On Tuesday 24 September, the highest court in Europe decided in a landmark ruling that in response to a request for the right to be forgotten, Google needs only to remove references to online material from its search results in Europe, not worldwide.
This clarifies the law in respect of the territorial reach of the right to be forgotten. It will be of great significance to claimants who are considering making such a request in order to have links to irrelevant, outdated, no longer relevant or excessive personal information removed from all versions of the search engine.
In this case, Google had been fined €100,000 by France’s privacy regulator, CNIL, for refusing to comply with a global delisting request. Google challenged the ruling, resisting the obligation to remove the links globally rather than only in Europe where the search results had been delisted following the implementation of geoblocking technology. The point was referred to the ECJ for its guidance.
The ECJ’s decision that Google is only obliged to delist from the European versions of its search engine means that if a request is made and complied with by Google, it will remove the relevant results from its European sites as well as from Google.com if the user’s IP address is located in Europe. What it will not do is delist its results from its search engine globally.

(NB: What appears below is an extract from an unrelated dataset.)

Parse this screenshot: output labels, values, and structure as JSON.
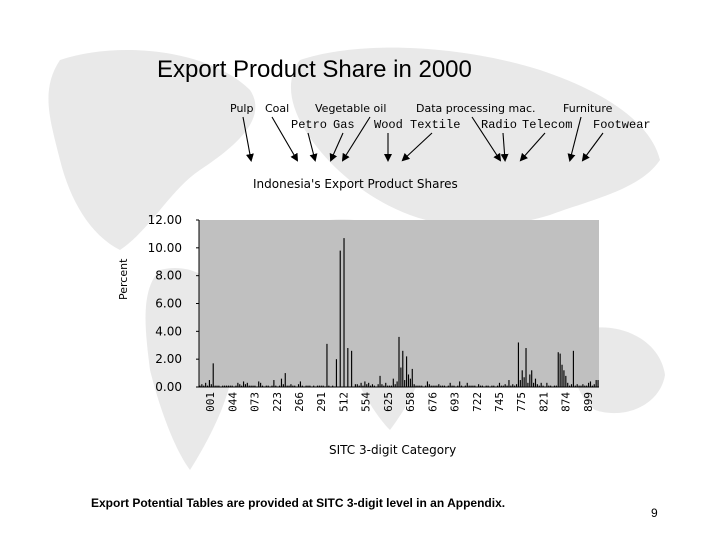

The decision is significant, and it emphasises the conflict between the right to privacy and freedom of expression. It will be of concern to claimants seeking the right to be forgotten to be applied on a global level not only because any agreement and/or order to delist will not extend to versions of Google’s search engine accessed from outside of Europe but importantly as a result of its non-global application, the information will remain visible to users within Europe who access a version of Google’s search engine by using a VPN to hide their location.